Le fait que cet incendie se soit déclaré dans la partie la plus humide d'Oahu, du côté du vent, est un «signal d'alarme pour nous tous, qui indique qu'un changement se prépare», a déclaré Sam 'Ohu Gon III, scientifique principal et conseiller culturel à The Nature Conservancy à Hawaii.

L'incendie a principalement brûlé à l'intérieur de l'Oahu Forest National Wildlife Refuge, qui abrite 22 espèces répertoriées comme étant en danger ou menacées par le gouvernement américain. Il s'agit notamment des oiseaux iiwi et elepaio, d'un escargot arboricole appelé pupu kani oe et de la chauve-souris cendrée d'Hawaï, également connue sous le nom d'opeapea. Le U.S. Fish and Wildlife Service, qui gère le refuge, ne sait pas encore quelles plantes ou espèces sauvages ont pu être endommagées par l'incendie, a déclaré la porte-parole Kristen Oleyte-Velasco.

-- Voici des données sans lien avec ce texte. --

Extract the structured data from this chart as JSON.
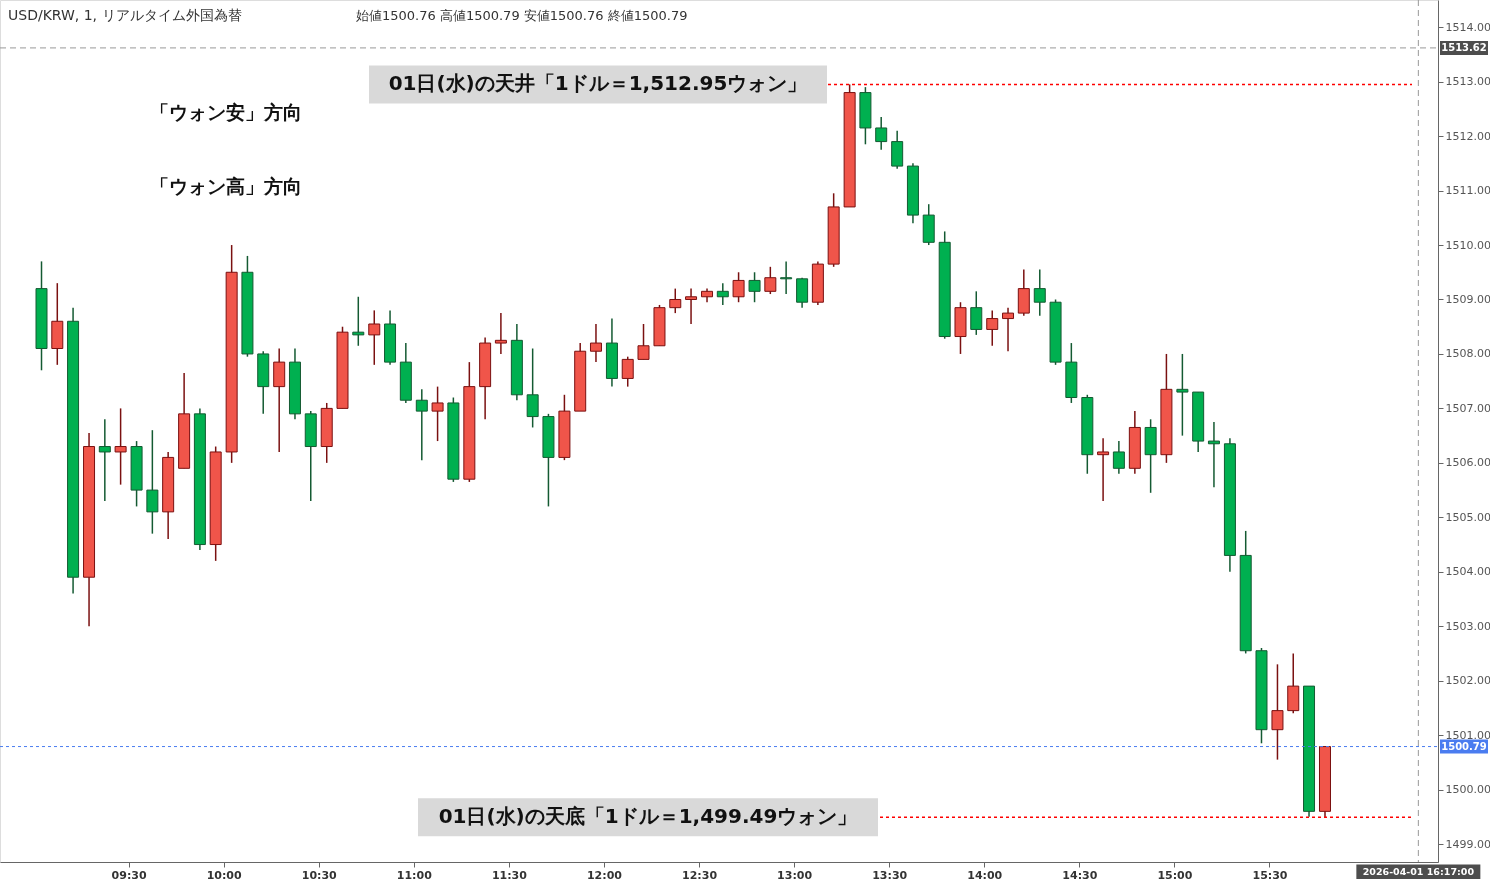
{
  "chart_data": {
    "type": "candlestick",
    "title": "USD/KRW, 1, リアルタイム外国為替",
    "annotations": [
      "始値1500.76 高値1500.79 安値1500.76 終値1500.79",
      "「ウォン安」方向",
      "「ウォン高」方向"
    ],
    "x": [
      9.042,
      9.125,
      9.208,
      9.292,
      9.375,
      9.458,
      9.542,
      9.625,
      9.708,
      9.792,
      9.875,
      9.958,
      10.042,
      10.125,
      10.208,
      10.292,
      10.375,
      10.458,
      10.542,
      10.625,
      10.708,
      10.792,
      10.875,
      10.958,
      11.042,
      11.125,
      11.208,
      11.292,
      11.375,
      11.458,
      11.542,
      11.625,
      11.708,
      11.792,
      11.875,
      11.958,
      12.042,
      12.125,
      12.208,
      12.292,
      12.375,
      12.458,
      12.542,
      12.625,
      12.708,
      12.792,
      12.875,
      12.958,
      13.042,
      13.125,
      13.208,
      13.292,
      13.375,
      13.458,
      13.542,
      13.625,
      13.708,
      13.792,
      13.875,
      13.958,
      14.042,
      14.125,
      14.208,
      14.292,
      14.375,
      14.458,
      14.542,
      14.625,
      14.708,
      14.792,
      14.875,
      14.958,
      15.042,
      15.125,
      15.208,
      15.292,
      15.375,
      15.458,
      15.542,
      15.625,
      15.708,
      15.792
    ],
    "ohlc": [
      [
        1509.2,
        1509.7,
        1507.7,
        1508.1
      ],
      [
        1508.1,
        1509.3,
        1507.8,
        1508.6
      ],
      [
        1508.6,
        1508.85,
        1503.6,
        1503.9
      ],
      [
        1503.9,
        1506.55,
        1503.0,
        1506.3
      ],
      [
        1506.3,
        1506.8,
        1505.3,
        1506.2
      ],
      [
        1506.2,
        1507.0,
        1505.6,
        1506.3
      ],
      [
        1506.3,
        1506.4,
        1505.2,
        1505.5
      ],
      [
        1505.5,
        1506.6,
        1504.7,
        1505.1
      ],
      [
        1505.1,
        1506.2,
        1504.6,
        1506.1
      ],
      [
        1505.9,
        1507.65,
        1505.9,
        1506.9
      ],
      [
        1506.9,
        1507.0,
        1504.4,
        1504.5
      ],
      [
        1504.5,
        1506.3,
        1504.2,
        1506.2
      ],
      [
        1506.2,
        1510.0,
        1506.0,
        1509.5
      ],
      [
        1509.5,
        1509.8,
        1507.95,
        1508.0
      ],
      [
        1508.0,
        1508.05,
        1506.9,
        1507.4
      ],
      [
        1507.4,
        1508.1,
        1506.2,
        1507.85
      ],
      [
        1507.85,
        1508.1,
        1506.8,
        1506.9
      ],
      [
        1506.9,
        1506.95,
        1505.3,
        1506.3
      ],
      [
        1506.3,
        1507.1,
        1506.0,
        1507.0
      ],
      [
        1507.0,
        1508.5,
        1507.0,
        1508.4
      ],
      [
        1508.4,
        1509.05,
        1508.15,
        1508.35
      ],
      [
        1508.35,
        1508.8,
        1507.8,
        1508.55
      ],
      [
        1508.55,
        1508.8,
        1507.8,
        1507.85
      ],
      [
        1507.85,
        1508.2,
        1507.1,
        1507.15
      ],
      [
        1507.15,
        1507.35,
        1506.05,
        1506.95
      ],
      [
        1506.95,
        1507.4,
        1506.4,
        1507.1
      ],
      [
        1507.1,
        1507.2,
        1505.65,
        1505.7
      ],
      [
        1505.7,
        1507.85,
        1505.65,
        1507.4
      ],
      [
        1507.4,
        1508.3,
        1506.8,
        1508.2
      ],
      [
        1508.2,
        1508.75,
        1508.0,
        1508.25
      ],
      [
        1508.25,
        1508.55,
        1507.15,
        1507.25
      ],
      [
        1507.25,
        1508.1,
        1506.65,
        1506.85
      ],
      [
        1506.85,
        1506.9,
        1505.2,
        1506.1
      ],
      [
        1506.1,
        1507.25,
        1506.05,
        1506.95
      ],
      [
        1506.95,
        1508.2,
        1506.95,
        1508.05
      ],
      [
        1508.05,
        1508.55,
        1507.85,
        1508.2
      ],
      [
        1508.2,
        1508.65,
        1507.4,
        1507.55
      ],
      [
        1507.55,
        1507.95,
        1507.4,
        1507.9
      ],
      [
        1507.9,
        1508.55,
        1507.9,
        1508.15
      ],
      [
        1508.15,
        1508.9,
        1508.15,
        1508.85
      ],
      [
        1508.85,
        1509.2,
        1508.75,
        1509.0
      ],
      [
        1509.0,
        1509.2,
        1508.55,
        1509.05
      ],
      [
        1509.05,
        1509.2,
        1508.95,
        1509.15
      ],
      [
        1509.15,
        1509.3,
        1508.9,
        1509.05
      ],
      [
        1509.05,
        1509.5,
        1508.95,
        1509.35
      ],
      [
        1509.35,
        1509.5,
        1508.95,
        1509.15
      ],
      [
        1509.15,
        1509.6,
        1509.1,
        1509.4
      ],
      [
        1509.4,
        1509.7,
        1509.1,
        1509.38
      ],
      [
        1509.38,
        1509.4,
        1508.85,
        1508.95
      ],
      [
        1508.95,
        1509.7,
        1508.9,
        1509.65
      ],
      [
        1509.65,
        1510.95,
        1509.6,
        1510.7
      ],
      [
        1510.7,
        1512.95,
        1510.7,
        1512.8
      ],
      [
        1512.8,
        1512.9,
        1511.85,
        1512.15
      ],
      [
        1512.15,
        1512.35,
        1511.75,
        1511.9
      ],
      [
        1511.9,
        1512.1,
        1511.4,
        1511.45
      ],
      [
        1511.45,
        1511.5,
        1510.4,
        1510.55
      ],
      [
        1510.55,
        1510.75,
        1510.0,
        1510.05
      ],
      [
        1510.05,
        1510.25,
        1508.28,
        1508.32
      ],
      [
        1508.32,
        1508.95,
        1508.0,
        1508.85
      ],
      [
        1508.85,
        1509.15,
        1508.35,
        1508.45
      ],
      [
        1508.45,
        1508.8,
        1508.15,
        1508.65
      ],
      [
        1508.65,
        1508.85,
        1508.05,
        1508.75
      ],
      [
        1508.75,
        1509.55,
        1508.7,
        1509.2
      ],
      [
        1509.2,
        1509.55,
        1508.7,
        1508.95
      ],
      [
        1508.95,
        1509.0,
        1507.8,
        1507.85
      ],
      [
        1507.85,
        1508.2,
        1507.1,
        1507.2
      ],
      [
        1507.2,
        1507.25,
        1505.8,
        1506.15
      ],
      [
        1506.15,
        1506.45,
        1505.3,
        1506.2
      ],
      [
        1506.2,
        1506.4,
        1505.8,
        1505.9
      ],
      [
        1505.9,
        1506.95,
        1505.8,
        1506.65
      ],
      [
        1506.65,
        1506.8,
        1505.45,
        1506.15
      ],
      [
        1506.15,
        1508.0,
        1506.0,
        1507.35
      ],
      [
        1507.35,
        1508.0,
        1506.5,
        1507.3
      ],
      [
        1507.3,
        1507.3,
        1506.2,
        1506.4
      ],
      [
        1506.4,
        1506.75,
        1505.55,
        1506.35
      ],
      [
        1506.35,
        1506.45,
        1504.0,
        1504.3
      ],
      [
        1504.3,
        1504.75,
        1502.5,
        1502.55
      ],
      [
        1502.55,
        1502.6,
        1500.85,
        1501.1
      ],
      [
        1501.1,
        1502.3,
        1500.55,
        1501.45
      ],
      [
        1501.45,
        1502.5,
        1501.4,
        1501.9
      ],
      [
        1501.9,
        1501.9,
        1499.5,
        1499.6
      ],
      [
        1499.6,
        1500.8,
        1499.49,
        1500.79
      ]
    ],
    "xlim": [
      8.85,
      16.36
    ],
    "xticks": [
      {
        "value": 9.5,
        "label": "09:30"
      },
      {
        "value": 10,
        "label": "10:00"
      },
      {
        "value": 10.5,
        "label": "10:30"
      },
      {
        "value": 11,
        "label": "11:00"
      },
      {
        "value": 11.5,
        "label": "11:30"
      },
      {
        "value": 12,
        "label": "12:00"
      },
      {
        "value": 12.5,
        "label": "12:30"
      },
      {
        "value": 13,
        "label": "13:00"
      },
      {
        "value": 13.5,
        "label": "13:30"
      },
      {
        "value": 14,
        "label": "14:00"
      },
      {
        "value": 14.5,
        "label": "14:30"
      },
      {
        "value": 15,
        "label": "15:00"
      },
      {
        "value": 15.5,
        "label": "15:30"
      }
    ],
    "ylim": [
      1498.67,
      1514.5
    ],
    "yticks": [
      {
        "value": 1499,
        "label": "1499.00"
      },
      {
        "value": 1500,
        "label": "1500.00"
      },
      {
        "value": 1501,
        "label": "1501.00"
      },
      {
        "value": 1502,
        "label": "1502.00"
      },
      {
        "value": 1503,
        "label": "1503.00"
      },
      {
        "value": 1504,
        "label": "1504.00"
      },
      {
        "value": 1505,
        "label": "1505.00"
      },
      {
        "value": 1506,
        "label": "1506.00"
      },
      {
        "value": 1507,
        "label": "1507.00"
      },
      {
        "value": 1508,
        "label": "1508.00"
      },
      {
        "value": 1509,
        "label": "1509.00"
      },
      {
        "value": 1510,
        "label": "1510.00"
      },
      {
        "value": 1511,
        "label": "1511.00"
      },
      {
        "value": 1512,
        "label": "1512.00"
      },
      {
        "value": 1513,
        "label": "1513.00"
      },
      {
        "value": 1514,
        "label": "1514.00"
      }
    ],
    "ref_lines": [
      {
        "axis": "y",
        "value": 1513.62,
        "label": "1513.62",
        "color": "#999999",
        "line_style": "dashed"
      },
      {
        "axis": "y",
        "value": 1512.95,
        "label": "01日(水)の天井「1ドル＝1,512.95ウォン」",
        "color": "#ff0000",
        "line_style": "dotted"
      },
      {
        "axis": "y",
        "value": 1500.79,
        "label": "1500.79",
        "color": "#4a7cf0",
        "line_style": "dotted"
      },
      {
        "axis": "y",
        "value": 1499.49,
        "label": "01日(水)の天底「1ドル＝1,499.49ウォン」",
        "color": "#ff0000",
        "line_style": "dotted"
      },
      {
        "axis": "x",
        "value": 16.283,
        "label": "2026-04-01 16:17:00",
        "color": "#999999",
        "line_style": "dashed"
      }
    ],
    "grid": false
  }
}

L'incendie a brûlé 6,5 kilomètres carrés depuis qu'il a été repéré le 30 octobre et était contenu à 90 % vendredi. Les autorités enquêtent sur les causes de l'incendie à environ 32 kilomètres au nord d'Honolulu.

Les flammes ont laissé des taches béantes et sombres au milieu d'une épaisse couche de verdure, là où le feu n'a pas brûlé. Les squelettes d'arbres noircis émergent du paysage calciné.

La zone brûlée peut sembler relativement petite comparée aux incendies de forêt sur le continent américain, qui peuvent ravager des centaines de kilomètres carrés. Mais les écosystèmes indigènes intacts d'Hawaï ne sont pas très étendus, en particulier sur les petites îles comme Oahu, de sorte que même des incendies limités ont des conséquences considérables.

L'une des principales préoccupations est de savoir quelles plantes pousseront à la place de la forêt indigène.

Les plantes indigènes d'Hawaï ont évolué sans connaître d'incendies réguliers et le feu ne fait pas partie de leur cycle de vie naturel. Les plantes non indigènes à croissance plus rapide et contenant plus de graines ont tendance à pousser à la place des espèces indigènes par la suite.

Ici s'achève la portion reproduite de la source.